Friday, October 23, 2015

"The Sisters' Line" by Liz Argall and Kenneth Schneyer

At times a bit too gleefully "quirky" for my blood, underneath it all this is, like the Gabby Reed story I wrote about recently, a story of creation and compulsion. Here much revolves around the seemingly contradictory fact that in any creative process everything is both arbitrary and necessary; as the story goes on much of its absurdity is revealed as living in this contradiction. For example there is Becky, who will only do anything if it can be named with a word starting with B (an arbitrary necessity in itself), leading us to the spectacle of the narrator combing through a thesaurus trying to find the right B-word to invoke to get her to drive the train on a search for the narrator's sister, sometimes goofy in desperation: "Can you bus the train, Becky? ... Broom, broom?"
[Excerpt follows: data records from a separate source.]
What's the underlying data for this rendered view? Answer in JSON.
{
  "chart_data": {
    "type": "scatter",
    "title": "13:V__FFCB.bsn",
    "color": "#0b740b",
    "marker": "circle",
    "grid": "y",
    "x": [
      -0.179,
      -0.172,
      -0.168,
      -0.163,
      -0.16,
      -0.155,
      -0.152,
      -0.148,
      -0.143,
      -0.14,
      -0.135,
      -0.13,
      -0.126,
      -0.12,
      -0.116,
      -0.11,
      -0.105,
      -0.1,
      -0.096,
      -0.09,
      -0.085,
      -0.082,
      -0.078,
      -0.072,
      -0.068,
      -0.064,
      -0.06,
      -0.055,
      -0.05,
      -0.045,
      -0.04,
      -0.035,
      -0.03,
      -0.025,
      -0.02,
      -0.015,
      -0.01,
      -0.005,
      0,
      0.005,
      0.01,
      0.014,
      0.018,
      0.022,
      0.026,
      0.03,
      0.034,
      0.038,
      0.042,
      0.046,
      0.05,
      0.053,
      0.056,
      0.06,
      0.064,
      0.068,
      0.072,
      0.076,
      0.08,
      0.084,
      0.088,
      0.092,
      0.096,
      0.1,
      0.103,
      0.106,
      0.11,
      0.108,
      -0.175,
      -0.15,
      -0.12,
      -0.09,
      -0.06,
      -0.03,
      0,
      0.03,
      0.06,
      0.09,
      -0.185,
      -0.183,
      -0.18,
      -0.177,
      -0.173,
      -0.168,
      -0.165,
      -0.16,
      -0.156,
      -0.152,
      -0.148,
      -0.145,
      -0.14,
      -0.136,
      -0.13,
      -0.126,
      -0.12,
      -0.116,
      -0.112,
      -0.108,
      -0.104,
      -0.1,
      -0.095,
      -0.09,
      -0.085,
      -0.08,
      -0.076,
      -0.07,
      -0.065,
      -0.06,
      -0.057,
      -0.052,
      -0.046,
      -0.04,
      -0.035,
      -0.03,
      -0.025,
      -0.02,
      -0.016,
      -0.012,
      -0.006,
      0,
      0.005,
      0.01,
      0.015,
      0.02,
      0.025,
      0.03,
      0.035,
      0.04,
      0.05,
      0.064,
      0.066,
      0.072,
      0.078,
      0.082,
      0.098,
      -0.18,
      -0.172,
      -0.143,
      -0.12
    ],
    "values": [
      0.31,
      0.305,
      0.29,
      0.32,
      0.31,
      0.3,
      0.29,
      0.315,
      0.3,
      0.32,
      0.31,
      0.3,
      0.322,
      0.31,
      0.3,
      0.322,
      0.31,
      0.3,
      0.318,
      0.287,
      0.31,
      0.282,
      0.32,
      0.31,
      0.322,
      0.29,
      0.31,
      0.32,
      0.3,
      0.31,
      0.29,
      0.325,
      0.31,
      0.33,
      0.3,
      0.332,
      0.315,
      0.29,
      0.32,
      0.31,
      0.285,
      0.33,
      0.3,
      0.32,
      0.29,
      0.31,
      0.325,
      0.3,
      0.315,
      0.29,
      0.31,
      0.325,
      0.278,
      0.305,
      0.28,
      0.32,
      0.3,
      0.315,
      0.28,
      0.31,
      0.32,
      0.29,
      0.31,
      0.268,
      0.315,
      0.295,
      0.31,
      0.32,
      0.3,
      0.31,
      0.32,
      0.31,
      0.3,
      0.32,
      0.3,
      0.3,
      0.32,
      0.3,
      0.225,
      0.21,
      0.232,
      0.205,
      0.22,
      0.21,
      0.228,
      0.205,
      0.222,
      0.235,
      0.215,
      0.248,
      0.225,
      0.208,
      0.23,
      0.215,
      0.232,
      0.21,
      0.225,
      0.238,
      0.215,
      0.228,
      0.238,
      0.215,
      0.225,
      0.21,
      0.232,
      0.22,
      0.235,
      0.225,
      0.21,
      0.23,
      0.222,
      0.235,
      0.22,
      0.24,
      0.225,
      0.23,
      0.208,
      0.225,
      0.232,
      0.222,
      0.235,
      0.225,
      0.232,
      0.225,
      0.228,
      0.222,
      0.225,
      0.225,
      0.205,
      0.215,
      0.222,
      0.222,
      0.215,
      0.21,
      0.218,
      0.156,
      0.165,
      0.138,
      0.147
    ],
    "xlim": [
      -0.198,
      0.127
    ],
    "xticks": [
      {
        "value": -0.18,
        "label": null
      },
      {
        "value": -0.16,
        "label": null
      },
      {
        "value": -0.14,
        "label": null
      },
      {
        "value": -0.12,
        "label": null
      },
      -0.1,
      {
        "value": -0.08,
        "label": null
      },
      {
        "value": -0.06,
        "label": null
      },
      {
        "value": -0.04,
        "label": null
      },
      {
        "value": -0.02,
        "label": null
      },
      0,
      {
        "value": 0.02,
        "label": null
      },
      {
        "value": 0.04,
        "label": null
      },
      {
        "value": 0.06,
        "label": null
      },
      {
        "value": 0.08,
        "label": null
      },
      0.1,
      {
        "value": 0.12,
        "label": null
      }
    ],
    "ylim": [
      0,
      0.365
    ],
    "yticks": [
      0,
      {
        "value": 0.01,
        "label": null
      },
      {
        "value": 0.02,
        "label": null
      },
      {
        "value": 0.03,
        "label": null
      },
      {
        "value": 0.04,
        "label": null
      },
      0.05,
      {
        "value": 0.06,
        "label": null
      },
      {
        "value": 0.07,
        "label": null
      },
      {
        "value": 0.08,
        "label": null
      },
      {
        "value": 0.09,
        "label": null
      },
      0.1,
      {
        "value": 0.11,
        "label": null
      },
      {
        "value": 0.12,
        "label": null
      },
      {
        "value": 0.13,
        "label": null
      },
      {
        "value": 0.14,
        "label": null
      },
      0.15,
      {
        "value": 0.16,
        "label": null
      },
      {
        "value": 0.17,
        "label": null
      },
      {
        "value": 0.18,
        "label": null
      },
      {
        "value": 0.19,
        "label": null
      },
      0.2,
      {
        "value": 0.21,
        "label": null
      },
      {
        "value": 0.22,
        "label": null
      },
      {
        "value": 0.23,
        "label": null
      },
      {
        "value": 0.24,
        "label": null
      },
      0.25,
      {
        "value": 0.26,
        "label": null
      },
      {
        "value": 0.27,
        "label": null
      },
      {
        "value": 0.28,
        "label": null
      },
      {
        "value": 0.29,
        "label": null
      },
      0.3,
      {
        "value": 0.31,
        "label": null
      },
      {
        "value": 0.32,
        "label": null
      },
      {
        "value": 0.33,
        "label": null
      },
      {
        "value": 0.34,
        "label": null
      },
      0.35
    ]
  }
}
The narrator — who has for years been attempting to assemble this train which the missing sister has been mailing "piece by piece" — is horrified when Becky yanks a piece of it out of place and puts it somewhere else, where it fits every bit as well as it had before, now serving a completely different function. "If the parts are malleable and contain as many hidden pockets as the letters, the variables are infinite. How will I piece it together if even the pieces lie to me? ... How much of my train is a lie?" But in this very interchangeability — arbitrariness seeming to come to the fore, taking precedence over necessity — perhaps lies the truth. We look for a luggage rack and find instead a control panel; we reach for the word "drive" (already inappropriate, surely, for a train?) and discover we must find some other word. Literature, writes Miguel de Beistegui,

lets itself be carried off to where the real flees its own self-presence. Ultimately, the real just is that very self-absence. And if it always disappoints, it's not because we always expect too much of it but because we expect it where it actually isn't, because it's never where we expect it to be, because it can only be grasped in its own drift or constitutive gap. We always want it to be in its rightful place but that place is precisely where it's not, precisely where it's lacking.
Now, the story at hand may not always let itself be carried off as fully as I think it should. But the train, in its malleability, in its infinite variability, indeed in its arbitrariness, is not a lie; though who knows where it may be taking them as the story ends, though it looks entirely different than expected, it brings static futility to an end: it works, it goes, it is.